Bree paused, half-turning as I came up beside her.
“Is that how the Indians see pregnancy?” One corner of her mouth curled wryly. “The man wins?”
“Well, in a way. If the woman’s spirit is too strong for the man’s, or won’t yield to it, she can’t conceive. So if a woman wants a child and can’t have one, most often the shaman will treat her husband, or both of them, rather than just her.”
She made a small throaty noise, partly amusement—but only partly.
“What’s the plant—the women’s herb?” she asked. “Do you know it?”
“I’m not positive,” I admitted. “Or not sure of the name, I should say. She did show it to me, both the growing plant and the dried seeds, and I’m sure I’d know it again—but it wasn’t a plant I knew by an English name. One of the Umbelliferae, though,” I added helpfully.
She gave me an austere look that reminded me once more of Jamie, then turned to the side to let a small stream of Campbell women go by, clattering with empty kettles and pails, each one bobbing or bowing politely to us as they passed on their way down to the creek.
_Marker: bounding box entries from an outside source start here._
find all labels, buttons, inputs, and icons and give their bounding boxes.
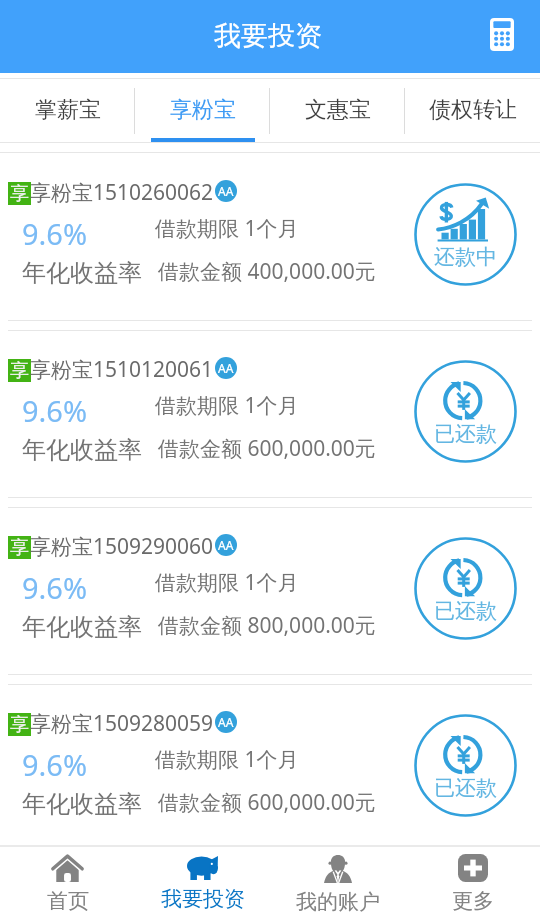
staticText: 享粉宝1510260062 <box>30 178 214 207</box>
staticText: 享 <box>10 359 29 382</box>
staticText: 享 <box>10 536 29 559</box>
staticText: 更多 <box>452 888 494 914</box>
staticText: 享粉宝1509290060 <box>30 532 214 561</box>
staticText: 享粉宝1509280059 <box>30 709 214 738</box>
staticText: 借款金额 400,000.00元 <box>158 257 376 286</box>
button[interactable]: 享 <box>0 330 540 507</box>
staticText: 掌薪宝 <box>35 96 101 124</box>
staticText: 借款金额 800,000.00元 <box>158 611 376 640</box>
staticText: 借款金额 600,000.00元 <box>158 434 376 463</box>
button[interactable]: 更多 <box>405 847 540 920</box>
button[interactable]: Calculator <box>478 8 526 60</box>
staticText: AA <box>218 714 234 730</box>
staticText: 享 <box>10 182 29 205</box>
button[interactable]: 文惠宝 <box>270 79 405 143</box>
staticText: 借款期限 1个月 <box>155 214 299 243</box>
staticText: 9.6% <box>22 568 88 607</box>
staticText: 享粉宝1510120061 <box>30 355 214 384</box>
button[interactable]: 我要投资 <box>135 847 270 920</box>
staticText: 我要投资 <box>214 19 322 53</box>
staticText: 首页 <box>47 888 89 914</box>
staticText: 已还款 <box>434 598 497 624</box>
staticText: 9.6% <box>22 745 88 784</box>
staticText: 我要投资 <box>161 886 245 912</box>
staticText: 享 <box>10 713 29 736</box>
staticText: 年化收益率 <box>22 789 142 819</box>
button[interactable]: 债权转让 <box>405 79 540 143</box>
button[interactable]: 享粉宝 <box>135 79 270 143</box>
button[interactable]: 享 <box>0 684 540 861</box>
staticText: 文惠宝 <box>305 96 371 124</box>
staticText: 年化收益率 <box>22 258 142 288</box>
staticText: 享粉宝 <box>170 96 236 124</box>
staticText: AA <box>218 183 234 199</box>
staticText: 借款期限 1个月 <box>155 568 299 597</box>
staticText: 9.6% <box>22 214 88 253</box>
button[interactable]: 首页 <box>0 847 135 920</box>
button[interactable]: 我的账户 <box>270 847 405 920</box>
staticText: 年化收益率 <box>22 435 142 465</box>
staticText: 借款期限 1个月 <box>155 391 299 420</box>
staticText: 借款金额 600,000.00元 <box>158 788 376 817</box>
button[interactable]: 享 <box>0 507 540 684</box>
staticText: 已还款 <box>434 421 497 447</box>
staticText: 年化收益率 <box>22 612 142 642</box>
staticText: AA <box>218 537 234 553</box>
staticText: 债权转让 <box>429 96 517 124</box>
staticText: 9.6% <box>22 391 88 430</box>
button[interactable]: 掌薪宝 <box>0 79 135 143</box>
staticText: 借款期限 1个月 <box>155 745 299 774</box>
staticText: AA <box>218 360 234 376</box>
staticText: 还款中 <box>434 244 497 270</box>
staticText: 我的账户 <box>296 889 380 915</box>
staticText: 已还款 <box>434 775 497 801</box>
button[interactable]: 享 <box>0 153 540 330</box>
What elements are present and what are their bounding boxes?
“Good day to ye, Mistress Fraser,” said one, a neat young woman that I recognized as one of Farquard Campbell’s younger daughters. “Is your man about? My faither would be glad of a word, he says.”
“No, he’s gone off, I’m afraid.” I gestured vaguely; Jamie could be anywhere. “I’ll tell him if I see him, though.”
She nodded and went on, each of the women behind her pausing to wish Brianna happiness on her wedding day, their woolen skirts and cloaks brushing small showers of rainwater from the bayberry bushes that lined the path here.
Brianna accepted their good wishes with gracious politeness, but I saw the small line that formed between her thick red brows. Something was definitely bothering her.
“What?” I said bluntly, as soon as the Campbells were out of earshot.
“What’s what?” she said, startled.
“What’s troubling you?” I asked. “And don’t say ‘nothing,’ because I see there is. Is it to do with Roger? Are you having second thoughts about the wedding?”
“Not exactly,” she replied, looking wary. “I want to marry Roger, I mean—that’s all right. It’s just . . . I just . . . thought of something . . .” She trailed off, and a slow flush rose in her cheeks.
“Oh?” I asked, feeling rather alarmed. “What’s that?”
“Venereal disease,” she blurted. “What if I have it? Not Roger, not him, but—from Stephen Bonnet?”
Her face was flaming so hotly that I was surprised not to see the raindrops sizzle into steam when they struck her skin. My own face felt cold, my heart tight in my chest. The possibility had occurred to me—vividly—at the time, but I hadn’t wanted even to suggest such a thing, if she hadn’t thought of it herself. I remembered the weeks of watching her covertly for any hint of malaise—but women often showed no symptoms of early infection. Jemmy’s healthy birth had been a relief in more ways than one.
“Oh,” I said softly. I reached out and squeezed her arm. “Don’t worry, lovey. You haven’t.”
She took a deep breath, and let it out in a pale misty cloud, some of the tension leaving her shoulders.
“You’re sure?” she said. “You can tell? I feel all right, but I thought—women don’t always have symptoms.”
“They don’t,” I said, “but men most certainly do. And if Roger had contracted anything nasty from you, I’d have heard about it long since.”
Her face had faded somewhat, but the pinkness came back at that. She coughed, mist rising from her breath.
“Well, that’s a relief. So Jemmy’s all right? You’re sure?”
“Absolutely,” I assured her. I had put drops of silver nitrate—procured at considerable cost and difficulty—in his eyes at birth, just in case, but I was indeed sure. Aside from the lack of any specific signs of illness, Jemmy had an air of robust health about him that made the mere thought of infection incredible. He radiated well-being like a potful of stew.